When Grace thinks back to the murders, we're all ears. "It's strange to reflect. Of all the people living in that house, I was the only one of them left alive in six months' time." Infinitely cynical about humanity, rich folks and men, Grace is the cagiest suspect you ever saw, deftly ducking questions, bobbing and weaving, indicting society itself. What hardens her heart is the death of her best friend, Mary Whitney (Rebecca Liddiard), a maid who's been abandoned by her rich lover and dies from an abortion. One theory of the crime is that Grace is possessed by Mary's angry spirit. Maybe it's simply Mary's radical politics that possess her. Or is Grace the victim of her fellow servant/maybe lover James (Kerr Logan), forced to help him cover up his murders? Not that we feel sorry for the corpses in the cellar. The murdered top maid (Anna Paquin) has an adder's tongue and a nasty attitude, and she's the sex toy of their employer Kinnear (Paul Gross), who hits on Grace, too. When Grace asks him what the Apocrypha are (the books that didn't quite make it into the Bible, only its appendix), he snipes, "You're very curious for such a young person. Soon I will have the most learned maid servant in all Richmond Hill. I'll have to put on a display like the mathematical pig in Toronto." He's the pig, and she knows the score.

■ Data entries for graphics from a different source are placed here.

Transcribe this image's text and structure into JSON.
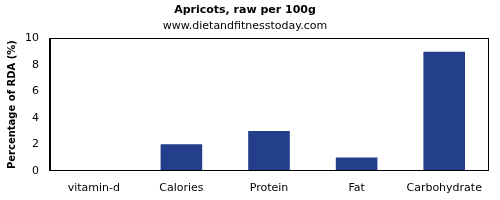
{
  "chart_data": {
    "type": "bar",
    "title": "Apricots, raw per 100g",
    "subtitle": "www.dietandfitnesstoday.com",
    "y_label": "Percentage of RDA (%)",
    "categories": [
      "vitamin-d",
      "Calories",
      "Protein",
      "Fat",
      "Carbohydrate"
    ],
    "values": [
      0,
      2,
      3,
      1,
      9
    ],
    "color": "#233e8b",
    "ylim": [
      0,
      10
    ],
    "yticks": [
      0,
      2,
      4,
      6,
      8,
      10
    ],
    "grid": false
  }
}
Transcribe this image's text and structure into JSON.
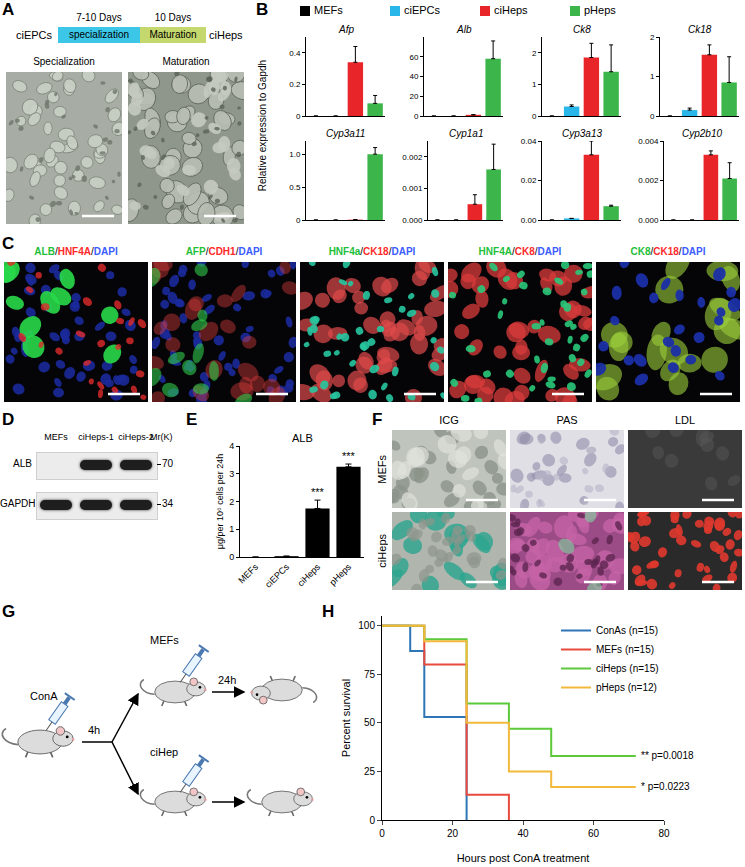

Oxford grad Mary Harron (American Psycho), 64, Atwood's fellow Canadian feminist progressive, directs with such a strong, sensitive hand you wish sexist, ageist Hollywood had given her more work, and now it will. Actress-turned-writer Sarah Polley, 38, who's been pestering Atwood for screen rights to the 1996 novel Alias Grace since she was 17, used its looping structure as a pattern for her prizewinning 2012 documentary about the Polley family, Stories We Tell. Now a master filmmaker, Polley wonderfully transmutes Atwood's literature into a screenplay, and it's interesting that she is among the scores of actresses who allege that Harvey Weinstein tried to get her to trade sex for career favors (when she was 19). Not unlike the faithless guys and their enablers in Alias Grace. “Most directors are insensitive men,” Polley wrote in the New York Times. “Harvey Weinstein may be the central-casting version of a Hollywood predator, but he was just one festering pustule in a diseased industry.” With their new TV masterpiece, Harron and Polley help provide the cure. And a killer story people will be talking about for months.